Casually, easily, with a wonderful recklessness he had not known he had in him, he said to Christine, “We go anywhere we want. Anywhen. They run tours for us, you see. We were in Canterbury in Chaucer’s time, to make the pilgrimage. We went to Rome and then to Emperor Augustus’ summer palace on the island of Capri, and he invited us to a grand banquet, thinking we were visitors from a great kingdom near India.”
Christine was staring at him in a wide-eyed gaze, as though she were a child and he were telling her some fabulous tale of dragons and princes.
He had gone to her at midday, when the late May sun was immense overhead and the sky seemed like a great curving plate of burnished blue steel.
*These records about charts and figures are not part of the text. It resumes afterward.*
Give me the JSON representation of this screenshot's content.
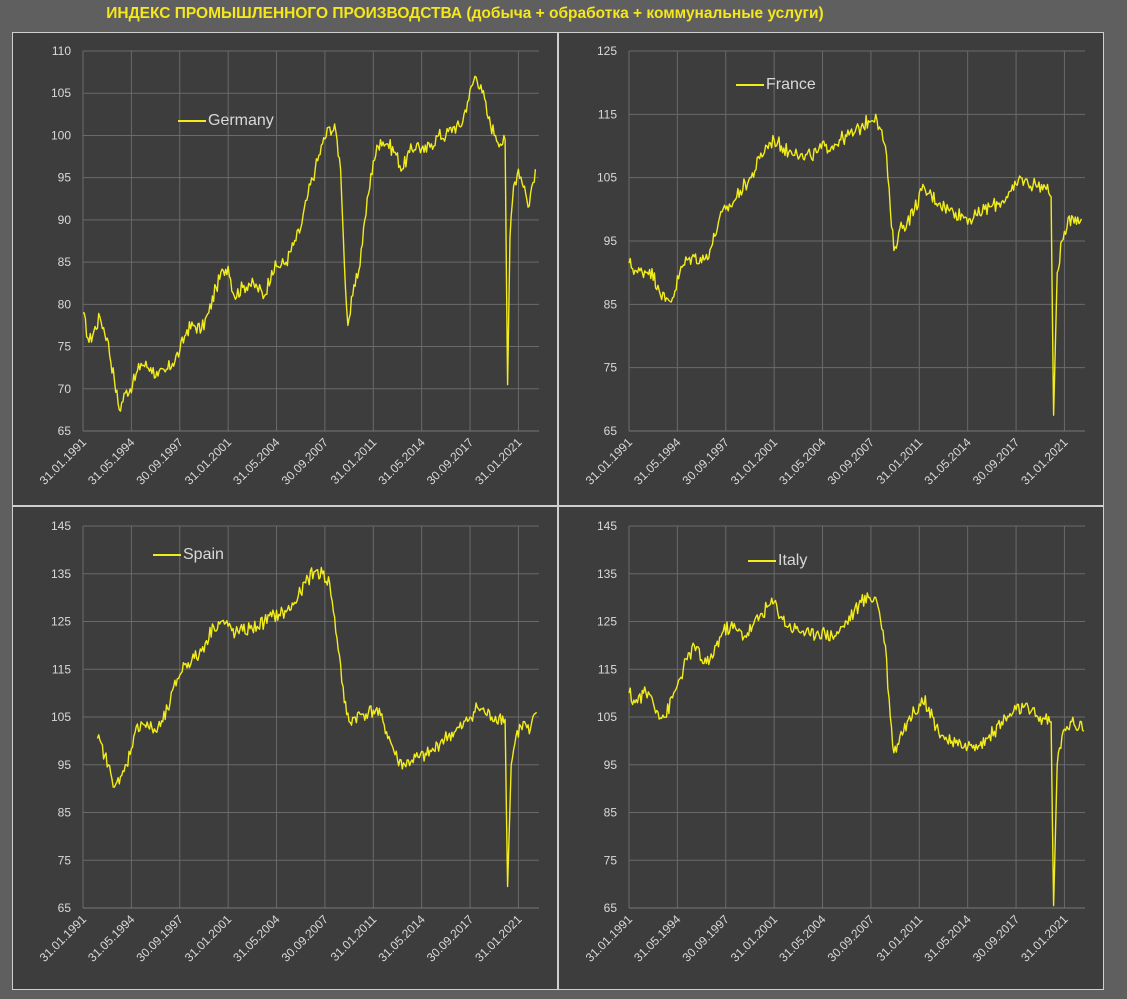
{
  "title": "ИНДЕКС ПРОМЫШЛЕННОГО ПРОИЗВОДСТВА (добыча + обработка + коммунальные услуги)",
  "colors": {
    "background": "#5f5f5f",
    "plot_background": "#3d3d3d",
    "line": "#f2ec1a",
    "title": "#f5e61d",
    "grid": "#6a6a6a",
    "text": "#d9d9d9"
  },
  "chart_data": [
    {
      "type": "line",
      "series_name": "Germany",
      "legend": "upper-left",
      "grid": true,
      "x_ticks": [
        "31.01.1991",
        "31.05.1994",
        "30.09.1997",
        "31.01.2001",
        "31.05.2004",
        "30.09.2007",
        "31.01.2011",
        "31.05.2014",
        "30.09.2017",
        "31.01.2021"
      ],
      "x_range": [
        "1991-01",
        "2022-06"
      ],
      "ylim": [
        65,
        110
      ],
      "y_ticks": [
        65,
        70,
        75,
        80,
        85,
        90,
        95,
        100,
        105,
        110
      ],
      "points": [
        [
          "1991-01",
          79
        ],
        [
          "1991-06",
          75.5
        ],
        [
          "1992-03",
          78.5
        ],
        [
          "1992-09",
          76
        ],
        [
          "1993-03",
          71
        ],
        [
          "1993-07",
          67.5
        ],
        [
          "1993-12",
          69.5
        ],
        [
          "1994-06",
          70.5
        ],
        [
          "1995-01",
          73
        ],
        [
          "1995-09",
          72.5
        ],
        [
          "1996-03",
          71.5
        ],
        [
          "1996-09",
          72
        ],
        [
          "1997-03",
          73
        ],
        [
          "1997-09",
          74.5
        ],
        [
          "1998-03",
          77
        ],
        [
          "1998-09",
          77.5
        ],
        [
          "1999-03",
          77
        ],
        [
          "1999-09",
          79
        ],
        [
          "2000-03",
          82
        ],
        [
          "2000-09",
          84
        ],
        [
          "2001-01",
          84.5
        ],
        [
          "2001-06",
          81
        ],
        [
          "2002-01",
          82
        ],
        [
          "2002-06",
          82.5
        ],
        [
          "2003-01",
          82
        ],
        [
          "2003-07",
          81
        ],
        [
          "2004-01",
          84
        ],
        [
          "2004-06",
          84.5
        ],
        [
          "2005-01",
          85
        ],
        [
          "2005-07",
          87
        ],
        [
          "2006-01",
          89
        ],
        [
          "2006-07",
          93
        ],
        [
          "2007-01",
          96
        ],
        [
          "2007-07",
          99
        ],
        [
          "2008-01",
          101
        ],
        [
          "2008-06",
          100.5
        ],
        [
          "2008-10",
          96
        ],
        [
          "2009-01",
          85
        ],
        [
          "2009-04",
          77.5
        ],
        [
          "2009-08",
          81
        ],
        [
          "2010-01",
          84
        ],
        [
          "2010-06",
          90
        ],
        [
          "2011-01",
          97
        ],
        [
          "2011-07",
          99.5
        ],
        [
          "2012-01",
          99
        ],
        [
          "2012-07",
          98
        ],
        [
          "2013-01",
          96
        ],
        [
          "2013-07",
          98
        ],
        [
          "2014-01",
          99
        ],
        [
          "2014-07",
          98
        ],
        [
          "2015-01",
          99
        ],
        [
          "2015-07",
          100
        ],
        [
          "2016-01",
          100
        ],
        [
          "2016-07",
          101
        ],
        [
          "2017-01",
          101
        ],
        [
          "2017-07",
          104
        ],
        [
          "2018-01",
          107
        ],
        [
          "2018-06",
          106
        ],
        [
          "2018-12",
          102
        ],
        [
          "2019-06",
          100
        ],
        [
          "2019-12",
          99
        ],
        [
          "2020-02",
          99.5
        ],
        [
          "2020-04",
          70.5
        ],
        [
          "2020-06",
          88
        ],
        [
          "2020-09",
          94
        ],
        [
          "2021-01",
          96
        ],
        [
          "2021-06",
          94
        ],
        [
          "2021-09",
          91.5
        ],
        [
          "2022-03",
          96
        ]
      ]
    },
    {
      "type": "line",
      "series_name": "France",
      "legend": "upper-left",
      "grid": true,
      "x_ticks": [
        "31.01.1991",
        "31.05.1994",
        "30.09.1997",
        "31.01.2001",
        "31.05.2004",
        "30.09.2007",
        "31.01.2011",
        "31.05.2014",
        "30.09.2017",
        "31.01.2021"
      ],
      "x_range": [
        "1991-01",
        "2022-06"
      ],
      "ylim": [
        65,
        125
      ],
      "y_ticks": [
        65,
        75,
        85,
        95,
        105,
        115,
        125
      ],
      "points": [
        [
          "1991-01",
          91.5
        ],
        [
          "1991-08",
          90
        ],
        [
          "1992-06",
          90.5
        ],
        [
          "1993-01",
          88
        ],
        [
          "1993-07",
          85.5
        ],
        [
          "1994-01",
          86
        ],
        [
          "1994-07",
          90
        ],
        [
          "1995-01",
          92
        ],
        [
          "1995-07",
          92.5
        ],
        [
          "1996-03",
          92
        ],
        [
          "1996-09",
          94
        ],
        [
          "1997-03",
          98
        ],
        [
          "1997-09",
          100
        ],
        [
          "1998-03",
          101
        ],
        [
          "1998-09",
          103
        ],
        [
          "1999-06",
          105
        ],
        [
          "2000-01",
          108
        ],
        [
          "2000-07",
          110
        ],
        [
          "2001-01",
          111
        ],
        [
          "2001-07",
          110
        ],
        [
          "2002-01",
          109
        ],
        [
          "2002-07",
          109.5
        ],
        [
          "2003-01",
          108
        ],
        [
          "2003-07",
          108.5
        ],
        [
          "2004-01",
          109
        ],
        [
          "2004-07",
          110
        ],
        [
          "2005-01",
          110
        ],
        [
          "2005-07",
          111
        ],
        [
          "2006-01",
          111.5
        ],
        [
          "2006-07",
          112
        ],
        [
          "2007-01",
          113
        ],
        [
          "2007-07",
          114
        ],
        [
          "2008-01",
          115
        ],
        [
          "2008-04",
          113
        ],
        [
          "2008-09",
          110
        ],
        [
          "2009-01",
          100
        ],
        [
          "2009-04",
          93.5
        ],
        [
          "2009-09",
          97
        ],
        [
          "2010-03",
          98
        ],
        [
          "2010-09",
          100
        ],
        [
          "2011-03",
          103
        ],
        [
          "2011-09",
          102.5
        ],
        [
          "2012-06",
          101
        ],
        [
          "2013-01",
          100
        ],
        [
          "2013-07",
          99.5
        ],
        [
          "2014-01",
          99
        ],
        [
          "2014-07",
          98.5
        ],
        [
          "2015-01",
          99
        ],
        [
          "2015-07",
          100
        ],
        [
          "2016-01",
          100.5
        ],
        [
          "2016-07",
          101
        ],
        [
          "2017-01",
          102
        ],
        [
          "2017-07",
          103
        ],
        [
          "2018-01",
          105
        ],
        [
          "2018-07",
          104
        ],
        [
          "2019-01",
          104
        ],
        [
          "2019-09",
          103.5
        ],
        [
          "2020-02",
          102
        ],
        [
          "2020-04",
          67.5
        ],
        [
          "2020-07",
          90
        ],
        [
          "2020-11",
          95
        ],
        [
          "2021-03",
          97
        ],
        [
          "2021-07",
          99
        ],
        [
          "2022-03",
          98.5
        ]
      ]
    },
    {
      "type": "line",
      "series_name": "Spain",
      "legend": "upper-left",
      "grid": true,
      "x_ticks": [
        "31.01.1991",
        "31.05.1994",
        "30.09.1997",
        "31.01.2001",
        "31.05.2004",
        "30.09.2007",
        "31.01.2011",
        "31.05.2014",
        "30.09.2017",
        "31.01.2021"
      ],
      "x_range": [
        "1991-01",
        "2022-06"
      ],
      "ylim": [
        65,
        145
      ],
      "y_ticks": [
        65,
        75,
        85,
        95,
        105,
        115,
        125,
        135,
        145
      ],
      "points": [
        [
          "1992-01",
          100.5
        ],
        [
          "1992-07",
          97
        ],
        [
          "1993-01",
          92
        ],
        [
          "1993-07",
          91
        ],
        [
          "1994-01",
          95
        ],
        [
          "1994-07",
          101
        ],
        [
          "1995-01",
          104
        ],
        [
          "1995-07",
          103
        ],
        [
          "1996-01",
          102
        ],
        [
          "1996-07",
          104
        ],
        [
          "1997-01",
          108
        ],
        [
          "1997-07",
          113
        ],
        [
          "1998-01",
          116
        ],
        [
          "1998-07",
          117
        ],
        [
          "1999-01",
          118
        ],
        [
          "1999-07",
          121
        ],
        [
          "2000-01",
          124
        ],
        [
          "2000-07",
          125
        ],
        [
          "2001-01",
          124
        ],
        [
          "2001-07",
          122.5
        ],
        [
          "2002-01",
          123
        ],
        [
          "2002-07",
          123.5
        ],
        [
          "2003-01",
          124
        ],
        [
          "2003-07",
          125
        ],
        [
          "2004-01",
          126
        ],
        [
          "2004-07",
          126.5
        ],
        [
          "2005-01",
          127
        ],
        [
          "2005-07",
          128.5
        ],
        [
          "2006-01",
          131
        ],
        [
          "2006-07",
          134
        ],
        [
          "2007-01",
          135.5
        ],
        [
          "2007-07",
          135
        ],
        [
          "2008-01",
          133
        ],
        [
          "2008-04",
          127
        ],
        [
          "2008-09",
          118
        ],
        [
          "2009-01",
          108
        ],
        [
          "2009-05",
          104
        ],
        [
          "2009-10",
          105
        ],
        [
          "2010-03",
          105.5
        ],
        [
          "2010-09",
          106
        ],
        [
          "2011-03",
          106.5
        ],
        [
          "2011-09",
          104
        ],
        [
          "2012-03",
          100
        ],
        [
          "2012-09",
          96
        ],
        [
          "2013-03",
          95
        ],
        [
          "2013-09",
          96
        ],
        [
          "2014-03",
          96.5
        ],
        [
          "2014-09",
          97
        ],
        [
          "2015-03",
          98
        ],
        [
          "2015-09",
          100
        ],
        [
          "2016-03",
          101
        ],
        [
          "2016-09",
          102
        ],
        [
          "2017-03",
          103
        ],
        [
          "2017-09",
          105
        ],
        [
          "2018-03",
          107
        ],
        [
          "2018-09",
          106
        ],
        [
          "2019-03",
          105
        ],
        [
          "2019-09",
          105
        ],
        [
          "2020-02",
          104.5
        ],
        [
          "2020-04",
          69.5
        ],
        [
          "2020-07",
          95
        ],
        [
          "2020-11",
          101
        ],
        [
          "2021-03",
          103
        ],
        [
          "2021-07",
          103.5
        ],
        [
          "2021-10",
          101.5
        ],
        [
          "2022-04",
          106
        ]
      ]
    },
    {
      "type": "line",
      "series_name": "Italy",
      "legend": "upper-left",
      "grid": true,
      "x_ticks": [
        "31.01.1991",
        "31.05.1994",
        "30.09.1997",
        "31.01.2001",
        "31.05.2004",
        "30.09.2007",
        "31.01.2011",
        "31.05.2014",
        "30.09.2017",
        "31.01.2021"
      ],
      "x_range": [
        "1991-01",
        "2022-06"
      ],
      "ylim": [
        65,
        145
      ],
      "y_ticks": [
        65,
        75,
        85,
        95,
        105,
        115,
        125,
        135,
        145
      ],
      "points": [
        [
          "1991-01",
          110
        ],
        [
          "1991-06",
          108
        ],
        [
          "1992-01",
          110
        ],
        [
          "1992-07",
          109.5
        ],
        [
          "1993-01",
          106
        ],
        [
          "1993-07",
          105
        ],
        [
          "1994-01",
          109
        ],
        [
          "1994-07",
          113
        ],
        [
          "1995-01",
          117
        ],
        [
          "1995-07",
          120
        ],
        [
          "1996-01",
          117
        ],
        [
          "1996-07",
          116
        ],
        [
          "1997-01",
          120
        ],
        [
          "1997-07",
          123
        ],
        [
          "1998-01",
          124
        ],
        [
          "1998-07",
          123
        ],
        [
          "1999-01",
          122
        ],
        [
          "1999-07",
          124
        ],
        [
          "2000-01",
          126
        ],
        [
          "2000-07",
          128
        ],
        [
          "2001-01",
          129
        ],
        [
          "2001-07",
          126
        ],
        [
          "2002-01",
          124
        ],
        [
          "2002-07",
          123.5
        ],
        [
          "2003-01",
          123
        ],
        [
          "2003-07",
          122
        ],
        [
          "2004-01",
          123
        ],
        [
          "2004-07",
          122.5
        ],
        [
          "2005-01",
          122
        ],
        [
          "2005-07",
          123
        ],
        [
          "2006-01",
          125
        ],
        [
          "2006-07",
          127
        ],
        [
          "2007-01",
          129
        ],
        [
          "2007-07",
          130
        ],
        [
          "2008-01",
          130
        ],
        [
          "2008-04",
          127
        ],
        [
          "2008-09",
          120
        ],
        [
          "2009-01",
          105
        ],
        [
          "2009-04",
          97.5
        ],
        [
          "2009-09",
          101
        ],
        [
          "2010-03",
          104
        ],
        [
          "2010-09",
          106
        ],
        [
          "2011-03",
          109
        ],
        [
          "2011-09",
          107
        ],
        [
          "2012-03",
          103
        ],
        [
          "2012-09",
          101
        ],
        [
          "2013-03",
          99.5
        ],
        [
          "2013-09",
          99
        ],
        [
          "2014-03",
          99.5
        ],
        [
          "2014-09",
          98.5
        ],
        [
          "2015-03",
          99
        ],
        [
          "2015-09",
          100.5
        ],
        [
          "2016-03",
          102
        ],
        [
          "2016-09",
          104
        ],
        [
          "2017-03",
          105
        ],
        [
          "2017-09",
          106.5
        ],
        [
          "2018-03",
          107
        ],
        [
          "2018-09",
          106
        ],
        [
          "2019-03",
          105
        ],
        [
          "2019-09",
          104.5
        ],
        [
          "2020-02",
          104
        ],
        [
          "2020-04",
          65.5
        ],
        [
          "2020-07",
          95
        ],
        [
          "2020-11",
          101
        ],
        [
          "2021-03",
          103
        ],
        [
          "2021-07",
          104
        ],
        [
          "2021-10",
          103
        ],
        [
          "2022-03",
          104
        ],
        [
          "2022-05",
          102
        ]
      ]
    }
  ]
}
She had let him in without a word, and for a long while they looked at each other in silence, their hands barely touching. She was very pale and her eyes were reddened from sleeplessness, with dark crescents beneath them. Thimiroi embraced her, and assured her that he was in no danger, that with her help he had been able to fight off the demon that had assailed him in the night. Then she took him upstairs, to the room on the second floor where they had made love the day before, and drew him down with her on the bed, almost shyly at first, and then, casting all reserve aside, seizing him eagerly, hungrily.